Here is how I modulated to D major:

*G -> Em -> Bm -> F#m -> C#° -> A7 -> D*

I used a harmonic sequence of descending fourths starting from Em and then stopped the sequence as soon as I reached a dominant function chord. It was a diminished chord so I had 3 options for the second dominant chord, those being:

C#° -> C#°7 -> D
C#° -> C# halfdim7 -> D
and
C#° -> A7 -> D

Because I was going for a warm feel to the music, I went with the A7. Now, I'm thinking about how to go back to G major. I could just use D major and go straight to G that way. But because I have been in D major for an extended period of time and I modulated to D major, that would just feel like a I -> IV motion, not a change in tonic. At least not for several bars. And while this could work as for example, the last few bars of the development section of a sonata form piece, since I am not writing this first movement of my suite in sonata form, that doesn't make as much sense.

A better way would be to modulate to E minor and then after being in E minor for x bars, go to G major. This at least confirms the move back to a single sharp key. But the movement from a minor key to its relative major is relatively weak. And it weakens the sense that there was a minor key at all. If the minor key passage is short enough, it will sound just the same as if I did the I -> IV motion and then tonicized the IV.
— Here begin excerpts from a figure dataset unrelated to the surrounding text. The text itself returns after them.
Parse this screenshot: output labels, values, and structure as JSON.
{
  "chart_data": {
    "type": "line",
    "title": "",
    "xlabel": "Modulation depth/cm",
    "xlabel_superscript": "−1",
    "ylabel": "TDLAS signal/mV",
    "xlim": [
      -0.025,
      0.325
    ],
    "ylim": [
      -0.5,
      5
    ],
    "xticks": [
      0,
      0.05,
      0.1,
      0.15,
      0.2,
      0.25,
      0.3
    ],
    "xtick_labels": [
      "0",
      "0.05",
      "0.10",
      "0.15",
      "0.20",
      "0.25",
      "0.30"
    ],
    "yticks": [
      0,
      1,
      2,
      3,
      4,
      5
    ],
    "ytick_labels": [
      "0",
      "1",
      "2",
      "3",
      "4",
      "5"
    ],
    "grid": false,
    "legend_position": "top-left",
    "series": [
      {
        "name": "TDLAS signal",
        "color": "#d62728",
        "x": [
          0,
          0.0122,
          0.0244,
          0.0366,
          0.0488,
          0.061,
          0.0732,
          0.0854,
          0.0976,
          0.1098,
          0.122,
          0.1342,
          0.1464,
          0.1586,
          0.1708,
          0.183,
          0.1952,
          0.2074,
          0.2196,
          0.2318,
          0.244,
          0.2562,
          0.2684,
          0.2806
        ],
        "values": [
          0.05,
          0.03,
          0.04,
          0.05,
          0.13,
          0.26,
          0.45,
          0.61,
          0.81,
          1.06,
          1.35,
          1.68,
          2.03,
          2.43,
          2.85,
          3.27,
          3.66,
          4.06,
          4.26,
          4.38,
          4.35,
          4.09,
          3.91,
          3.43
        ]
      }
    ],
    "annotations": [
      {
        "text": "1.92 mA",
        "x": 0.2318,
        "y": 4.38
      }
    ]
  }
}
But here is an idea, what if I use plagal motion to get to G major? Well, that means that I need to use the IV of G major, C major, in place of the C#° of D major. Just 1 half step motion of the chordal root and all of a sudden, it doesn't sound like we are in D anymore. But because there is no Bb, it doesn't sound like we are in D minor either. No, it sounds like something is being set up. That would be a plagal cadence moving back to G. Now, I know the plagal cadence is weak. But it is stronger than that relative key motion that I mentioned before.

And since I plan on ending this movement with a plagal cadence, this harmonizes well with it. So should I use plagal motion to go back to G major? It will avoid me having to stay in G major for several bars before it feels like the tonic. And it will also avoid the weakness of the relative key motion.


----------



## Larkenfield

You could be making time-consuming demands on readers by expecting them to read these long explanations and speculations when hearing the different possibilities in a sound file might be far more useful, even as a midi file. Sometimes hearing is worth 1000 words.


----------



## caters

Larkenfield said:


> You could be making time-consuming demands on readers by expecting them to read these long explanations and speculations when hearing the different possibilities in a sound file might be far more useful, even as a midi file. Sometimes hearing is worth 1000 words.
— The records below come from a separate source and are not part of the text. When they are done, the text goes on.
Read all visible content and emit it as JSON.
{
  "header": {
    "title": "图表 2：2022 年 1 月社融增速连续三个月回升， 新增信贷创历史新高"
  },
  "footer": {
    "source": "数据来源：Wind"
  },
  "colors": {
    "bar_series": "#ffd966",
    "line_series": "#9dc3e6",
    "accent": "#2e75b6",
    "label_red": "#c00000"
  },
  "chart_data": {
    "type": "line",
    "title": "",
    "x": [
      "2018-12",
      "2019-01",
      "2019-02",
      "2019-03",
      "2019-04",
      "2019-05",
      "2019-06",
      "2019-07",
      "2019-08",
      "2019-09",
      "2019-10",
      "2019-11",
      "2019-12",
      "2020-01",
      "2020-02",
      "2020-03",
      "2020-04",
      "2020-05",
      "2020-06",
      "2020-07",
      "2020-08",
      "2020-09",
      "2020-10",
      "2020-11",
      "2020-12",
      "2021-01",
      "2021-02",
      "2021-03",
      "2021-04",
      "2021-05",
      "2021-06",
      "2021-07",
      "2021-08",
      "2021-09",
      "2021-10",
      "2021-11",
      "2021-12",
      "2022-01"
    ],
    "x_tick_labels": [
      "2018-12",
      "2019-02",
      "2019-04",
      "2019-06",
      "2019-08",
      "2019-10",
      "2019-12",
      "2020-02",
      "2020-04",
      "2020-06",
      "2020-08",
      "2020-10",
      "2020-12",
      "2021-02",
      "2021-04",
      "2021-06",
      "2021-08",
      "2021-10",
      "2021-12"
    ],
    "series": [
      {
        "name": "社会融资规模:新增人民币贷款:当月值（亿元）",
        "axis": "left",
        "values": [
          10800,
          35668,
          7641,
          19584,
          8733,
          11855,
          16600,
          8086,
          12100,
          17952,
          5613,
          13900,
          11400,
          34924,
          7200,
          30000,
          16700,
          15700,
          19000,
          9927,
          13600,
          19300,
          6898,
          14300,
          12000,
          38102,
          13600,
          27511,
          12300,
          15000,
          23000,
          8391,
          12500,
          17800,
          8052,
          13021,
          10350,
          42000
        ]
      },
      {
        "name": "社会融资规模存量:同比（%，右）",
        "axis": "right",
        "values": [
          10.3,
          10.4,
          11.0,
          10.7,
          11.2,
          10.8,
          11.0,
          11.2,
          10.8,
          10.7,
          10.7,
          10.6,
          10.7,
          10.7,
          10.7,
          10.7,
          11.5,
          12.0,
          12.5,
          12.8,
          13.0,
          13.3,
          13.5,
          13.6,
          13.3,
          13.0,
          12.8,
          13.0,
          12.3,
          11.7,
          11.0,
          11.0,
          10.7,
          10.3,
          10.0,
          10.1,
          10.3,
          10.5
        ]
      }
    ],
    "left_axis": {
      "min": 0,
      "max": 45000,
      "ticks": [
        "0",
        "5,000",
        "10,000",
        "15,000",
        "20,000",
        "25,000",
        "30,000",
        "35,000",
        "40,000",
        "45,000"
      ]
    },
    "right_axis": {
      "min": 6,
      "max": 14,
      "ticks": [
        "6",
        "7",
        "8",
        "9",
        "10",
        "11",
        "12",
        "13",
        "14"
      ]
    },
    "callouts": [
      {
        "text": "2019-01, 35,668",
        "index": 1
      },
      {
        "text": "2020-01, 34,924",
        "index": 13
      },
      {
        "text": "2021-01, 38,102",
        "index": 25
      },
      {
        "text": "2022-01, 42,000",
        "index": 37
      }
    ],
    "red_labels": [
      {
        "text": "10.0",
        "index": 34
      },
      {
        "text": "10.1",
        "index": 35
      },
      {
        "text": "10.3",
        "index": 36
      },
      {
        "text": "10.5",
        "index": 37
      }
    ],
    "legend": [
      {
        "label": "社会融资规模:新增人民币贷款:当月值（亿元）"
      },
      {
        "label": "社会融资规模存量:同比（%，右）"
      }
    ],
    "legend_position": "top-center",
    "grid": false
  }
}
I know, but I also know that I have had responses to the question in long posts, most often right here in the Music Theory subforum. I also know that there is only so much space for uploaded files and that I don't have a finished B section, let alone the entire piece.


----------



## mikeh375

It'd also help if you at least acknowledged responses from people...a simple thank you can go a long way.


----------



## millionrainbows

The short answer: Yes. use the plagal since it goes to IV, and IV is the step which, in any key, is dissonant, and leads away from its key to other areas. That's why it exists, to create instability which can be resolved elsewhere.


----------



## millionrainbows

Larkenfield said:


> You could be making time-consuming demands on readers by expecting them to read these long explanations and speculations when hearing the different possibilities in a sound file might be far more useful, even as a midi file. Sometimes hearing is worth 1000 words.


Personally, I like these kinds of detailed, convoluted posts. MIDI files? Nah, I think he should make a video at the piano, with playing and talking, like Leonard Bernstein.


----------